PSEG has said it will decommission the current substation, which sits just a few feet from the waters of Fort Pond, next year and construct a new one on its other property. The new property, which LIPA has been leasing to local contractors for decades, will be raised to boost the height of the new substation to 12 feet above sea level—high enough to put it out of the reach of storm surges and flooding for the approximately 40-year expected lifespan of the substation, the company says.

Ross Groffman, an executive at NextEra who has been the spokesman for the battery project, said that the building proposed would sit 4 feet above the flood level of a 500-year storm, according to FEMA projections.

But residents noted that the station itself being above water will not change the conditions on the land around it, which floods regularly after heavy rainfall and was inaccessible for two days after Hurricane Sandy.

“If there’s an opportunity to move something to a high, dry, safe spot, why would you want to create an island?” asked James Grimes, an East Hampton Town Trustee whose landscaping company had been leasing the LIPA property next door to the proposed battery facility. “Not to deny the renewable energy—that’s not what this is about. Deny it for the fact that putting it where it’s proposed is poor planning. If those goes through, we’re going to repeat past mistakes.”

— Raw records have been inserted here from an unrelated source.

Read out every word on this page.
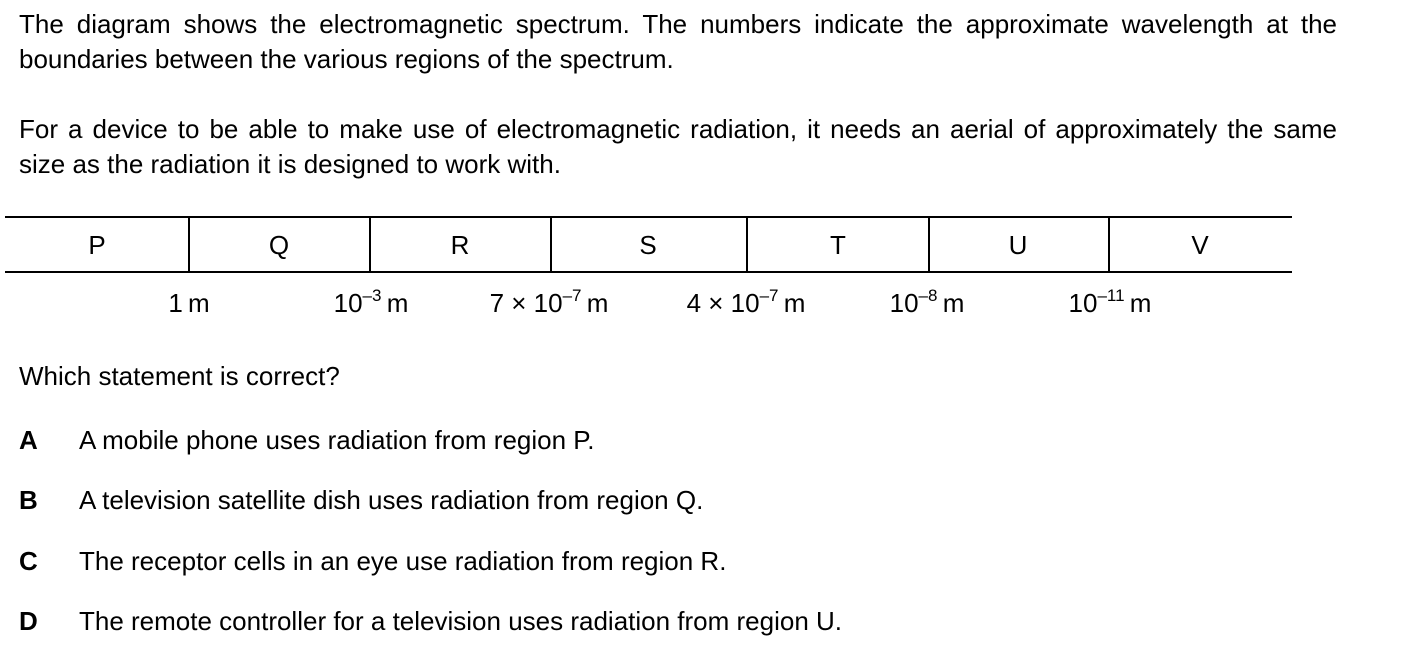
The diagram shows the electromagnetic spectrum. The numbers indicate the approximate wavelength at the boundaries between the various regions of the spectrum.
For a device to be able to make use of electromagnetic radiation, it needs an aerial of approximately the same size as the radiation it is designed to work with.
P	Q	R	S	T	U	V
1  m	$10^{-3}$  m	$7 \times 10^{-7}$  m	$4 \times 10^{-7}$  m	$10^{-8}$  m	$10^{-11}$  m
Which statement is correct?
A A mobile phone uses radiation from region P.
B A television satellite dish uses radiation from region Q.
C The receptor cells in an eye use radiation from region R.
D The remote controller for a television uses radiation from region U.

Not all of those in the audience on Wednesday evening saw the battery project itself as objectionable.

“If they’re moving the substation … what does it matter?” said Trish Scott, who said she recently sold her property on Navy Road because of the plans to relocate the substation closer to the neighborhood. “PSEG are going to be there. If that’s already the case, I think that little 0.4 of an acre won’t make any difference. All of Shore Road is industrial.”

Renewable energy advocates also urged the Planning Board to approve the battery project proposal, saying it is essential to the town and New York State’s efforts to move toward reliance on renewable energy.

“Time is of the essence here, because we are facing peak demand shortages on the East End,” said Gordian Raake of Renewable Energy Long Island, highlighting PSEG’s use of “dirty generators on truck beds” to meet the shortages now.

A representative of the Citizens Campaign for the Environment said that battery storage facilities like the one proposed are a key element of the shift from energy generated by power plants to solar and wind power, since those resources will have times of higher and lower output.

“Renewable energy goals … cannot be realized without these types of storage systems put in place first,” said Harry Somma. “Battery storage is a critical component of the transition to renewable energies.”